Berkeley admission limits stir controversy


Photo by Tanika Anbu

Changes in Berkeley admissions have caused distress among Class of 2022 seniors and their families.

Samiya Anwar, Staffer

On March 14, Gov. Gavin Newsom signed a bill that overturned a controversial ruling that would have forced UC Berkeley to immediately decrease student enrollment. Bill 118 gives California’s public colleges and universities 18 months to complete an environmental review before a court can limit a college’s on campus population — meaning Berkeley’s problems are not entirely resolved. 

The California Supreme Court found that Berkeley violated the California Environmental Quality Act, which was passed in 1970 in an effort to mandate public processes that could have impacts on the environment. In court, Berkeley had claimed that their only legal obligation was to evaluate the impacts of enrollment increase only when it concerns physical construction of new buildings; however, the California’s First District Court of Appeal court rejected their argument. In August 2021, an Alameda County Superior Court ordered Berkeley to freeze campus enrollment at the 2020-21 level in response to SBN’s lawsuit. Although the UC Regents requested to postpone the cap of the enrollment, the California Supreme Court ultimately denied the petition. On March 3, Berkeley was forced to accept 5,000 less students in the upcoming school year, significantly impacting the graduating Class of 2022.

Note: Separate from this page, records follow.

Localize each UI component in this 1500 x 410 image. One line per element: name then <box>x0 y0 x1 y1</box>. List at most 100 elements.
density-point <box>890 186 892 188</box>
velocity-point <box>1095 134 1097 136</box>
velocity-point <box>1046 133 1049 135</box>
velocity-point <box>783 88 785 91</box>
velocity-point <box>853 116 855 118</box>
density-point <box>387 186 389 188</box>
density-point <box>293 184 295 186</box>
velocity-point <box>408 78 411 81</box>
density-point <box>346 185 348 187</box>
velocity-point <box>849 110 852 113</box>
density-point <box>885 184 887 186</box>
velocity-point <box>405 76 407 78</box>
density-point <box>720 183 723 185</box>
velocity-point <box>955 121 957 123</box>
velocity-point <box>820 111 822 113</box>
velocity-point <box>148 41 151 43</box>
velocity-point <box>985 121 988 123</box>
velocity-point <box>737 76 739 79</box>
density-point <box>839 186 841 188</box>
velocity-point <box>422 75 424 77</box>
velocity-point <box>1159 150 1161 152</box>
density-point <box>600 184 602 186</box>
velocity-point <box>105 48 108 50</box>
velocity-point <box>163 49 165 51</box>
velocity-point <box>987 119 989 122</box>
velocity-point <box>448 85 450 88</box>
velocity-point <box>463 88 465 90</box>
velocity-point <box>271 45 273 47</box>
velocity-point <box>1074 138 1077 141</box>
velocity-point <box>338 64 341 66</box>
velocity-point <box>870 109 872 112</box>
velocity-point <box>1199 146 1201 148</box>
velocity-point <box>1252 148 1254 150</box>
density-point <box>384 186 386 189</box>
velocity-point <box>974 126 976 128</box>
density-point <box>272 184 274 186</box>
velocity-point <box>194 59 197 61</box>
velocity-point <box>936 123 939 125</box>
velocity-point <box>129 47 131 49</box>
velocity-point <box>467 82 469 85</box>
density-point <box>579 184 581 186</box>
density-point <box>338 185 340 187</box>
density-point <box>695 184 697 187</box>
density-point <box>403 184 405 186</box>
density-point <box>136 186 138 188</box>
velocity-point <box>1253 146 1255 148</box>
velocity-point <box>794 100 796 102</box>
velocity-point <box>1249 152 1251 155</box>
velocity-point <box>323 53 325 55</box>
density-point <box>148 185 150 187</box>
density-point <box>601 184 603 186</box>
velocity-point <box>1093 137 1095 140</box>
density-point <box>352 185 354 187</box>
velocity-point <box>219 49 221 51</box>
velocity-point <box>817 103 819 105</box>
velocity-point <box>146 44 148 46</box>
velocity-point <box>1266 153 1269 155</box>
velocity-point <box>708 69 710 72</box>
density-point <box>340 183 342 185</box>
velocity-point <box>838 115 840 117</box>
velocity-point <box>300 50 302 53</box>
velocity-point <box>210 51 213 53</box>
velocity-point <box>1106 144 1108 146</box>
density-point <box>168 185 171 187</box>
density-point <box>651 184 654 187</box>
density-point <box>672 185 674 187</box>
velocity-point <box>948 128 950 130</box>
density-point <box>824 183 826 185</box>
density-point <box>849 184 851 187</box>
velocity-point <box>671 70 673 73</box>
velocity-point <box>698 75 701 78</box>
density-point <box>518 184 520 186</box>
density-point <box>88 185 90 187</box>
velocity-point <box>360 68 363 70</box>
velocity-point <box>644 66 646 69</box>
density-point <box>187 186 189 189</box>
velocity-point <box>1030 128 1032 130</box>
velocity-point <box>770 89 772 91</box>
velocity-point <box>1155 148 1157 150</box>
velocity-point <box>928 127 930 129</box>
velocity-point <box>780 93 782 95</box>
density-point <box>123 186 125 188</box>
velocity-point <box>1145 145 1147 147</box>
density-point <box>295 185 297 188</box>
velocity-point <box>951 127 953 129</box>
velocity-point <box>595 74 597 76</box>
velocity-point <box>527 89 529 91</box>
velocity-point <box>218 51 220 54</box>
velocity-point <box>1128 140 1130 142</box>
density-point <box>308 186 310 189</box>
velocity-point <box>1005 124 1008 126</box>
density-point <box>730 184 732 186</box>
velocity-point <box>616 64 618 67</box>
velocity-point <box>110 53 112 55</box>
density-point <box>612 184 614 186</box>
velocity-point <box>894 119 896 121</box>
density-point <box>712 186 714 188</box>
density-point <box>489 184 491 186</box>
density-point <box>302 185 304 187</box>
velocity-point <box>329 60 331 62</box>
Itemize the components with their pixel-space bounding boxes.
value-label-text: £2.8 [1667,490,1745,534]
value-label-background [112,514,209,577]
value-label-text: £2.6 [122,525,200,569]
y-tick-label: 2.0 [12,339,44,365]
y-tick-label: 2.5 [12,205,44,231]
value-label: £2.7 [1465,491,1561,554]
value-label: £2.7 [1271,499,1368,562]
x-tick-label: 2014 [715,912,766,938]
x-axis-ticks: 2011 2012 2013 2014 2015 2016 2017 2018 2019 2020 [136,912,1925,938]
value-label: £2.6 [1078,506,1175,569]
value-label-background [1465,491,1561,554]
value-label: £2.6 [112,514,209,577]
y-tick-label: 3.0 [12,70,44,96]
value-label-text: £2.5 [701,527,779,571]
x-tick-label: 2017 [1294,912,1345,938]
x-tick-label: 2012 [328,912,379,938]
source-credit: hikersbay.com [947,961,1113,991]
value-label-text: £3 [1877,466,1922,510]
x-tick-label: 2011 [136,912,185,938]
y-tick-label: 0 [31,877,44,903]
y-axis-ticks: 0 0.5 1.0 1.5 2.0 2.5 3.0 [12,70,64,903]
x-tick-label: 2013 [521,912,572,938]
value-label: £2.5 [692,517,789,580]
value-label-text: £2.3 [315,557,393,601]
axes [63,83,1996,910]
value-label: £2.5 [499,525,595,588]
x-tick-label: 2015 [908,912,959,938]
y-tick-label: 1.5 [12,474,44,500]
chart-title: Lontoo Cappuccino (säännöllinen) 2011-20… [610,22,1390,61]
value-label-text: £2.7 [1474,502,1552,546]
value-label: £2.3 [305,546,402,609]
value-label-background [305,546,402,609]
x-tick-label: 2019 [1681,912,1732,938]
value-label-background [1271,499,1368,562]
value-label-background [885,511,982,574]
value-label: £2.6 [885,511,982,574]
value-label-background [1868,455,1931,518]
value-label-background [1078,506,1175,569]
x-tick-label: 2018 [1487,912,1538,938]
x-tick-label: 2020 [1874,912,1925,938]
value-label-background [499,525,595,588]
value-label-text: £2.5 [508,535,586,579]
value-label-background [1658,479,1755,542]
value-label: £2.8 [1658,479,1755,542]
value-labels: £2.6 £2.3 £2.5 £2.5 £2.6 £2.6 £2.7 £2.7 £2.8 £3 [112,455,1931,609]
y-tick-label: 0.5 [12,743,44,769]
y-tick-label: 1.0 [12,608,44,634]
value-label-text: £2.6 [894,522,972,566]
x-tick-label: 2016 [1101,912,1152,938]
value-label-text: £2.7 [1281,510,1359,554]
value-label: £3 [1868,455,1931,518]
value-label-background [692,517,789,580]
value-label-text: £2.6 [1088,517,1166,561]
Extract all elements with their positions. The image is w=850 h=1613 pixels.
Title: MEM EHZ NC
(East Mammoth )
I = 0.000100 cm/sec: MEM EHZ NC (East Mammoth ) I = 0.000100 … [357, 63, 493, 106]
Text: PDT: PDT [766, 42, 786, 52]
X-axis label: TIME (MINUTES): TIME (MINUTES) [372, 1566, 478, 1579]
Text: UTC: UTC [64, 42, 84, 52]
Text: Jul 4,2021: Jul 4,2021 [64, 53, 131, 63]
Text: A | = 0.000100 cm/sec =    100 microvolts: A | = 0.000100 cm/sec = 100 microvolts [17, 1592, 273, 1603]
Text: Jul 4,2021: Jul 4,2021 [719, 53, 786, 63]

“I think the enrollment cap went too far, and it’s a clear indication in the breakdown of communication between the two entities,” Lynbrook college counselor Barb Takahashi said. “They should’ve been able to come up with their own solution without going to court.” 

The enrollment cap distressed high school students across the country who had applied to Berkeley in the upcoming year. In addition to cutting thousands of students, Berkeley had planned on requiring thousands of incoming freshmen to take their classes online, and an additional 650 undergraduates deferred until January 2023. Some seniors at Lynbrook believed that their chances of getting accepted to Berkeley were significantly reduced, while those accepted during early admissions were fearful of the possibility of having to take classes remotely. 

“Having to take my classes online would suck,” said senior Anya Sikri, who is planning on attending Berkeley in the upcoming school year. “You socialize the most during the first six months of coming to college. Having to take my classes online would mean I would be completely isolated and wouldn’t be able to make new friends.” 

The freezing of enrollment caused mixed reactions from around the nation. SBN was undeniably supportive; others denounced the cap, including Newsom and Berkeley Mayor Jesse Arreguin. In a statement, UC Berkeley Chancellor Carol Christ said that the court order was “devastating news for the students that worked so hard and have earned an offer of a seat in our fall 2022 class. Our fight on behalf of every one of these students continues.”  

Save Berkeley’s Neighborhood, a 501(c)(3) public charity made up of Berkeley residents, campaigned against UC Berkeley for their failure to take into consideration the environmental impacts of their increase in enrollment, including the displacement of lower income tenants, the homelessness and noise and disruption in neighborhoods bordering the campus. In a 2017 survey, 10% of Berkeley’s students reported that they have experienced homelessness while in college. Berkeley has beds for only one-fifth of its student population, the lowest among California universities. SBN President Phil Bokovy believes that before Berkeley accepts more students, it needs to provide housing for the ones it already has. 

In September 2020, the California Supreme Court affirmed a legal victory for SBN and gave them the right to sue Berkeley over environmental impacts. 

“We sued the university because they had not examined the environmental impact of enrollment increase,” Bokovoy said in an interview with National Public Radio. 

To the relief of thousands of UC Berkeley applicants, Newsom’s signage of SB 118 ensures that student enrollment would not immediately decrease under CEQA. Newsom stated that the capping of enrollment undermines critical priorities of the state, including expanding access to education at all levels and opportunities for transfer students. 

Although there is temporary relief for incoming Berkeley students, Berkeley has 18 months to address their environmental impact, and if change does not occur, they have the potential to be sued again.